After years of exposure to the imminent threat of being vaporized in an atomic blast, Americans began to ignore the threat; many of them bulldozed their bomb shelters into swimming pools. It was obvious to our masters that new techniques of terror had to be developed. The Central Intelligence Agency now became the vehicle of mass terrorism.

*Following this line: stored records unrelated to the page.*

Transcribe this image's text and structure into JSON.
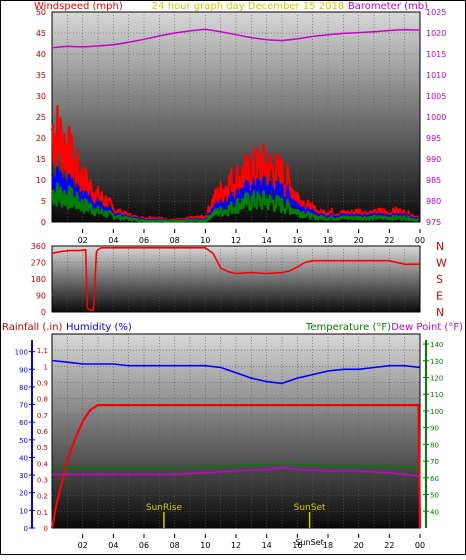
{
  "colors": {
    "red": "#ff0000",
    "blue": "#0000ff",
    "green": "#008000",
    "magenta": "#cc00cc",
    "yellow": "#cccc00",
    "darkred": "#cc0000",
    "frame": "#000000"
  },
  "chart_data": [
    {
      "type": "line",
      "title": "24 hour graph day   December 15 2018",
      "ylabel_left": "Windspeed (mph)",
      "ylabel_right": "Barometer (mb)",
      "x_ticks": [
        "02",
        "04",
        "06",
        "08",
        "10",
        "12",
        "14",
        "16",
        "18",
        "20",
        "22",
        "00"
      ],
      "y_left_ticks": [
        "0",
        "5",
        "10",
        "15",
        "20",
        "25",
        "30",
        "35",
        "40",
        "45",
        "50"
      ],
      "y_right_ticks": [
        "975",
        "980",
        "985",
        "990",
        "995",
        "1000",
        "1005",
        "1010",
        "1015",
        "1020",
        "1025"
      ],
      "ylim_left": [
        0,
        50
      ],
      "ylim_right": [
        975,
        1025
      ],
      "grid": true,
      "series": [
        {
          "color": "#cc00cc",
          "axis": "right",
          "x": [
            0,
            1,
            2,
            3,
            4,
            5,
            6,
            7,
            8,
            9,
            10,
            11,
            12,
            13,
            14,
            15,
            16,
            17,
            18,
            19,
            20,
            21,
            22,
            23,
            24
          ],
          "values": [
            1016.5,
            1016.8,
            1016.7,
            1016.9,
            1017.2,
            1017.8,
            1018.5,
            1019.3,
            1020,
            1020.5,
            1020.9,
            1020.3,
            1019.6,
            1018.9,
            1018.4,
            1018.2,
            1018.6,
            1019.2,
            1019.6,
            1019.9,
            1020.1,
            1020.3,
            1020.6,
            1020.8,
            1020.7
          ]
        },
        {
          "color": "#ff0000",
          "axis": "left",
          "x": [
            0,
            0.5,
            1,
            1.5,
            2,
            2.5,
            3,
            3.5,
            4,
            4.5,
            5,
            5.5,
            6,
            6.5,
            7,
            7.5,
            8,
            8.5,
            9,
            9.5,
            10,
            10.5,
            11,
            11.5,
            12,
            12.5,
            13,
            13.5,
            14,
            14.5,
            15,
            15.5,
            16,
            16.5,
            17,
            17.5,
            18,
            18.5,
            19,
            19.5,
            20,
            20.5,
            21,
            21.5,
            22,
            22.5,
            23,
            23.5,
            24
          ],
          "values": [
            22,
            20,
            17,
            13,
            10,
            8,
            6,
            5,
            3,
            2,
            1.5,
            1,
            0.8,
            1,
            0.8,
            0.5,
            0.5,
            0.5,
            0.8,
            1,
            1,
            5,
            7,
            9,
            10,
            11,
            12,
            13,
            13,
            12,
            11,
            9,
            6,
            4,
            3,
            2,
            2.5,
            2,
            2,
            2,
            2.5,
            2,
            2,
            2.5,
            2,
            2.5,
            2,
            1.5,
            1
          ]
        },
        {
          "color": "#0000ff",
          "axis": "left",
          "x": [
            0,
            0.5,
            1,
            1.5,
            2,
            2.5,
            3,
            3.5,
            4,
            4.5,
            5,
            5.5,
            6,
            6.5,
            7,
            7.5,
            8,
            8.5,
            9,
            9.5,
            10,
            10.5,
            11,
            11.5,
            12,
            12.5,
            13,
            13.5,
            14,
            14.5,
            15,
            15.5,
            16,
            16.5,
            17,
            17.5,
            18,
            18.5,
            19,
            19.5,
            20,
            20.5,
            21,
            21.5,
            22,
            22.5,
            23,
            23.5,
            24
          ],
          "values": [
            11,
            10,
            9,
            7,
            6,
            5,
            4,
            3,
            2,
            1.5,
            1,
            0.8,
            0.5,
            0.5,
            0.5,
            0.3,
            0.3,
            0.3,
            0.5,
            0.5,
            0.5,
            3,
            4,
            5,
            6,
            7,
            7.5,
            8,
            8,
            7.5,
            7,
            6,
            4,
            3,
            2,
            1.5,
            1.5,
            1.5,
            1.5,
            1.5,
            1.5,
            1.5,
            1.5,
            1.5,
            1.5,
            1.5,
            1.5,
            1,
            0.8
          ]
        },
        {
          "color": "#008000",
          "axis": "left",
          "x": [
            0,
            0.5,
            1,
            1.5,
            2,
            2.5,
            3,
            3.5,
            4,
            4.5,
            5,
            5.5,
            6,
            6.5,
            7,
            7.5,
            8,
            8.5,
            9,
            9.5,
            10,
            10.5,
            11,
            11.5,
            12,
            12.5,
            13,
            13.5,
            14,
            14.5,
            15,
            15.5,
            16,
            16.5,
            17,
            17.5,
            18,
            18.5,
            19,
            19.5,
            20,
            20.5,
            21,
            21.5,
            22,
            22.5,
            23,
            23.5,
            24
          ],
          "values": [
            7,
            6.5,
            6,
            5,
            4,
            3.5,
            2.5,
            2,
            1.5,
            1,
            0.8,
            0.5,
            0.3,
            0.3,
            0.3,
            0.2,
            0.2,
            0.2,
            0.3,
            0.3,
            0.3,
            2,
            2.5,
            3,
            4,
            4.5,
            5,
            5,
            5,
            4.5,
            4,
            3.5,
            2.5,
            2,
            1.2,
            1,
            1,
            1,
            1,
            1,
            1,
            1,
            1,
            1,
            1,
            1,
            1,
            0.7,
            0.5
          ]
        }
      ]
    },
    {
      "type": "line",
      "x_ticks": [
        "02",
        "04",
        "06",
        "08",
        "10",
        "12",
        "14",
        "16",
        "18",
        "20",
        "22",
        "00"
      ],
      "y_left_ticks": [
        "0",
        "90",
        "180",
        "270",
        "360"
      ],
      "ylim_left": [
        0,
        360
      ],
      "compass_labels": [
        "N",
        "W",
        "S",
        "E",
        "N"
      ],
      "grid": true,
      "series": [
        {
          "color": "#ff0000",
          "x": [
            0,
            0.6,
            1.2,
            1.8,
            2.2,
            2.3,
            2.5,
            2.7,
            2.9,
            3.0,
            3.2,
            4,
            6,
            8,
            10,
            10.5,
            11,
            11.5,
            12,
            13,
            14,
            15,
            15.5,
            16,
            16.5,
            17,
            18,
            20,
            22,
            23,
            24
          ],
          "values": [
            320,
            330,
            335,
            335,
            340,
            20,
            10,
            10,
            330,
            340,
            350,
            350,
            350,
            350,
            350,
            320,
            240,
            220,
            210,
            215,
            210,
            215,
            225,
            245,
            270,
            280,
            280,
            280,
            280,
            260,
            260
          ]
        }
      ]
    },
    {
      "type": "line",
      "ylabel_left": "Rainfall (.in)",
      "ylabel_left2": "Humidity (%)",
      "ylabel_right": "Temperature (°F)",
      "ylabel_right2": "Dew Point (°F)",
      "x_ticks": [
        "02",
        "04",
        "06",
        "08",
        "10",
        "12",
        "14",
        "16",
        "18",
        "20",
        "22",
        "00"
      ],
      "y_left_ticks": [
        "0",
        "0.1",
        "0.2",
        "0.3",
        "0.4",
        "0.5",
        "0.6",
        "0.7",
        "0.8",
        "0.9",
        "1",
        "1.1"
      ],
      "y_left2_ticks": [
        "0",
        "10",
        "20",
        "30",
        "40",
        "50",
        "60",
        "70",
        "80",
        "90",
        "100"
      ],
      "y_right_ticks": [
        "40",
        "50",
        "60",
        "70",
        "80",
        "90",
        "100",
        "110",
        "120",
        "130",
        "140"
      ],
      "ylim_left": [
        0,
        1.2
      ],
      "ylim_right": [
        30,
        146
      ],
      "grid": true,
      "annotations": [
        "SunRise",
        "SunSet",
        "SunSet"
      ],
      "sunrise_hour": 7.3,
      "sunset_hour": 16.8,
      "series": [
        {
          "color": "#ff0000",
          "axis": "left",
          "x": [
            0,
            0.3,
            0.7,
            1,
            1.5,
            2,
            2.5,
            3,
            4,
            8,
            12,
            16,
            20,
            23.9,
            24
          ],
          "values": [
            0,
            0.15,
            0.3,
            0.42,
            0.55,
            0.66,
            0.73,
            0.76,
            0.76,
            0.76,
            0.76,
            0.76,
            0.76,
            0.76,
            0
          ]
        },
        {
          "color": "#0000ff",
          "axis": "left2",
          "x": [
            0,
            1,
            2,
            3,
            4,
            5,
            6,
            7,
            8,
            9,
            10,
            11,
            12,
            13,
            14,
            15,
            16,
            17,
            18,
            19,
            20,
            21,
            22,
            23,
            24
          ],
          "values": [
            95,
            94,
            93,
            93,
            93,
            92,
            92,
            92,
            92,
            92,
            92,
            91,
            88,
            85,
            83,
            82,
            85,
            87,
            89,
            90,
            90,
            91,
            92,
            92,
            91
          ]
        },
        {
          "color": "#008000",
          "axis": "right",
          "x": [
            0,
            2,
            4,
            6,
            8,
            10,
            12,
            14,
            15,
            16,
            18,
            20,
            22,
            24
          ],
          "values": [
            66,
            66,
            66,
            66,
            66,
            67,
            67,
            68,
            69,
            68,
            67,
            67,
            67,
            66
          ]
        },
        {
          "color": "#cc00cc",
          "axis": "right",
          "x": [
            0,
            2,
            4,
            6,
            8,
            10,
            12,
            14,
            15,
            16,
            18,
            20,
            22,
            24
          ],
          "values": [
            62,
            62,
            62,
            62,
            62,
            63,
            64,
            65,
            66,
            65,
            64,
            64,
            63,
            61
          ]
        }
      ]
    }
  ]
}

It became known as "the Company" under the leadership of stock promoter Bill Casey. He became highly skilled at peddling alarming statistics about the threat of Communism to Congress, who hastily voted vast increases in the "defense" budget. The oligarchs abandoned the now worn out doctrine of nuclear annihilation. There would be no need to spend two-hundred-and-fifty-billion dollars a year on tanks, guns and airplanes if they were all to be vaporized by a single bomb. The defense budget had been brought from a low of $13 billion in 1947 to a continuous budget in the hundreds of billions. With its top secret budget of hundreds of millions of dollars a year, never to be examined by anyone, the CIA sent its own James Bonds all over the world usually to attack and overthrow "anti-Communist" governments and "dictators" such as Ferdinand Marcos, who had been indiscreet in their denunciations of Communism. The CIA hired hundreds of journalists to write books and articles promoting its version of the Cold War, always at the highest prevailing rates.

XV. EFFECTS OF THE COLD WAR

The effect on both Russia and the United States of the Cold War conspirators has been devastating. Russia's economy is in a state of collapse, with no improvement in sight. The United States has been looted; its infrastructure, its roads, bridges and other assets need many billions in immediate repair. We have the $5 trillion Cold War debt; but the most destructive effect on our nation is the Cold War's effect on our morality.

The years of being terrorized by the atomic threat had a very destructive effect on morality. If we were to be vaporized at any time, it seemed worthwhile to seize the moment, to take pleasure, money and any other rewards while they were available, without (bought for the consequences, since there would be no consequences. We have now endured the effects of this poisonous doctrine for several generations.

The effect of the CIA propaganda lies about the "great Soviet Union" which might take over the world at any moment has been equally destructive. When conservative economist Paul Craig Roberts landed in Moscow during the height of the CIA propaganda campaign, he was stunned to find that Soviet Russia had "a Third World economy". I had proved in my writings that the United States taxpayer had been subsidizing the Soviet Union since 1917. In fact, Americans have been living a lie for four decades, the lie that we were in dire peril from "the Communist threat". This lie has been demoralizing; it has placed us on the brink of bankruptcy; and it poses the challenge to us: When are we going to get rid of our Cold War conspirators? They must pay the price for the destruction they have wrought on our nation. We must drive them out of every office; bring them to trial for their high treason; and restore the Republic which our Founding Fathers bequeathed to us. It is this task not sad jokes about "balancing the budget" which will determine whether this nation will survive to the twenty-first century.